Ülke kazanmasın da kim kazanırsa kazansın!
Yerli üreticinin korunması sadece yat sektörünün değil ülkemizi de kalkındırmayacak mı? 7Deniz’in Ocak-Şubat sayısı, ağırlıklı olarak Avrasya Boat Show için hazırlandı. Yat sektörü her ne kadar son yıllarda gündemden uzak olsa da bizler biliyoruz ki sektörün ilerlemesi için aşmakla mükellef olduğu sorunlar gün gibi ortada.
Bir tarafta sektörün içinde yer alan, halihazırda var olan problemlerle yüz yüze kalan, problemleri aşmak ve sektörü kalkındırmak için tabiri caizse çırpınan bir kesim bulunuyor.

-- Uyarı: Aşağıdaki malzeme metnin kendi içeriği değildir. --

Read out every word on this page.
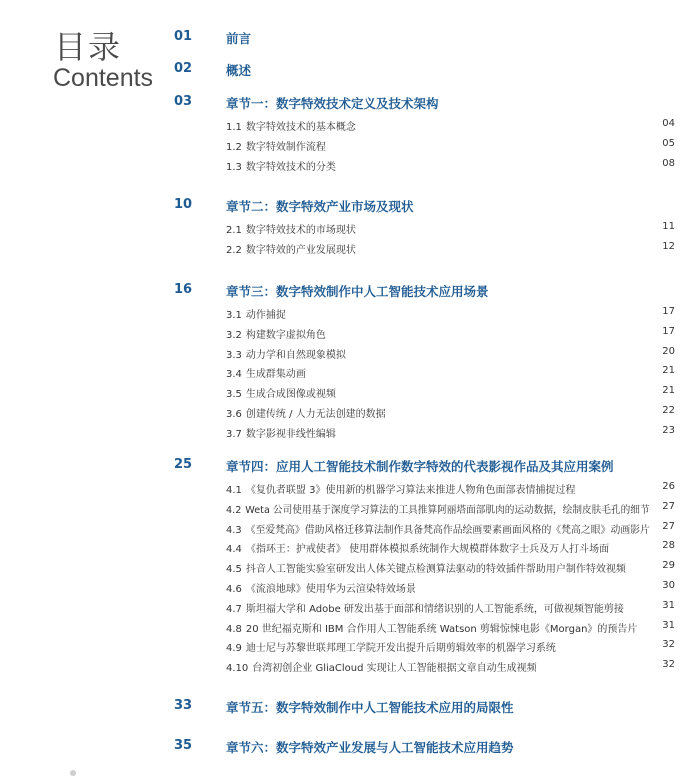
目录
Contents
01	前言
02	概述
03	章节一：数字特效技术定义及技术架构
1.1 数字特效技术的基本概念	04
1.2 数字特效制作流程	05
1.3 数字特效技术的分类	08
10	章节二：数字特效产业市场及现状
2.1 数字特效技术的市场现状	11
2.2 数字特效的产业发展现状	12
16	章节三：数字特效制作中人工智能技术应用场景
3.1 动作捕捉	17
3.2 构建数字虚拟角色	17
3.3 动力学和自然现象模拟	20
3.4 生成群集动画	21
3.5 生成合成图像或视频	21
3.6 创建传统 / 人力无法创建的数据	22
3.7 数字影视非线性编辑	23
25	章节四：应用人工智能技术制作数字特效的代表影视作品及其应用案例
4.1 《复仇者联盟 3》使用新的机器学习算法来推进人物角色面部表情捕捉过程	26
4.2 Weta 公司使用基于深度学习算法的工具推算阿丽塔面部肌肉的运动数据，绘制皮肤毛孔的细节 27
4.3 《至爱梵高》借助风格迁移算法制作具备梵高作品绘画要素画面风格的《梵高之眼》动画影片 27
4.4 《指环王：护戒使者》 使用群体模拟系统制作大规模群体数字士兵及万人打斗场面	28
4.5 抖音人工智能实验室研发出人体关键点检测算法驱动的特效插件帮助用户制作特效视频	29
4.6 《流浪地球》使用华为云渲染特效场景	30
4.7 斯坦福大学和 Adobe 研发出基于面部和情绪识别的人工智能系统，可做视频智能剪接	31
4.8 20 世纪福克斯和 IBM 合作用人工智能系统 Watson 剪辑惊悚电影《Morgan》的预告片 31
4.9 迪士尼与苏黎世联邦理工学院开发出提升后期剪辑效率的机器学习系统	32
4.10 台湾初创企业 GliaCloud 实现让人工智能根据文章自动生成视频	32
33	章节五：数字特效制作中人工智能技术应用的局限性
35	章节六：数字特效产业发展与人工智能技术应用趋势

Diğer tarafta da bir türlü son bulmayan sorunlar ve bürokratik engeller… Yat inşa firmalarına ister sektörün beli, kemiği istersek de direği diyelim fark etmez, fark yaratacak tek bir nokta var o da sektörün dibinde, hamurunda, mayasında onların olduğu. Hal böyle olunca onların görüşleri, fikirleri, önerileri ve tespitleri güzel günlerin anahtarı. Bu bakış açısıyla yaklaştık sektör paydaşlarına, elimizden geldiği kadarıyla dile getirmeye çalıştık problemleri ve çözüm için gidilecek yolda onlarla birlikte ilerlemek istediğimizi gösterdik. Gördük ki 2008’de başlayan ve etkileri hala devam eden ekonomik krizin denizcilik sektörümüzdeki varlığı hala devam etmekte. Yat yapım tersaneleri, ayakta kalmak, var olmak için yeni inşa siparişi almakta zorlanıyorlar, farklı bir ifadeyle yaşam mücadelesi veriyorlar. Bu mücadeleye bir de bürokratik engeller ekleniyor. 2009’da yürürlüğe giren “Deniz Turizmi Yönetmeliği”nin 46 maddesi sektörün çilesi. Bu maddeye göre yabancı bayrak taşıyan bir yat ülkemizde ikinci el olarak çok rahat bir şekilde kullanılabiliyor. Söz konusu yatların bakım, onarım ve kışlama faaliyetleri sadece Bakanlık belgeli deniz turizmi tesislerinde yapılıyor. Sektörün haklı olarak karşı çıktığı ve sorguladığı nokta ayan beyan ortada; niçin yabancı bayraklı yatlara böylesi avantajlar sunuluyor ve neden onların bakım ve onarımları Ulaştırma, Denicilik ve Haberleşme Bakanlığı’nın Gemi Sanayi Veri Tabanı Programı’na (GSVP) kayıtlı tüm yat üreticileri tarafından yapılamıyor? Çok mu zor sadece yerli üreticin ürettiği yatların Türk Bayrağı’na geçişine müsaade edilmesi? Bu önerinin ayakta kalma mücadelesi veren yat tersanelerine can olacağı aşikar değil mi?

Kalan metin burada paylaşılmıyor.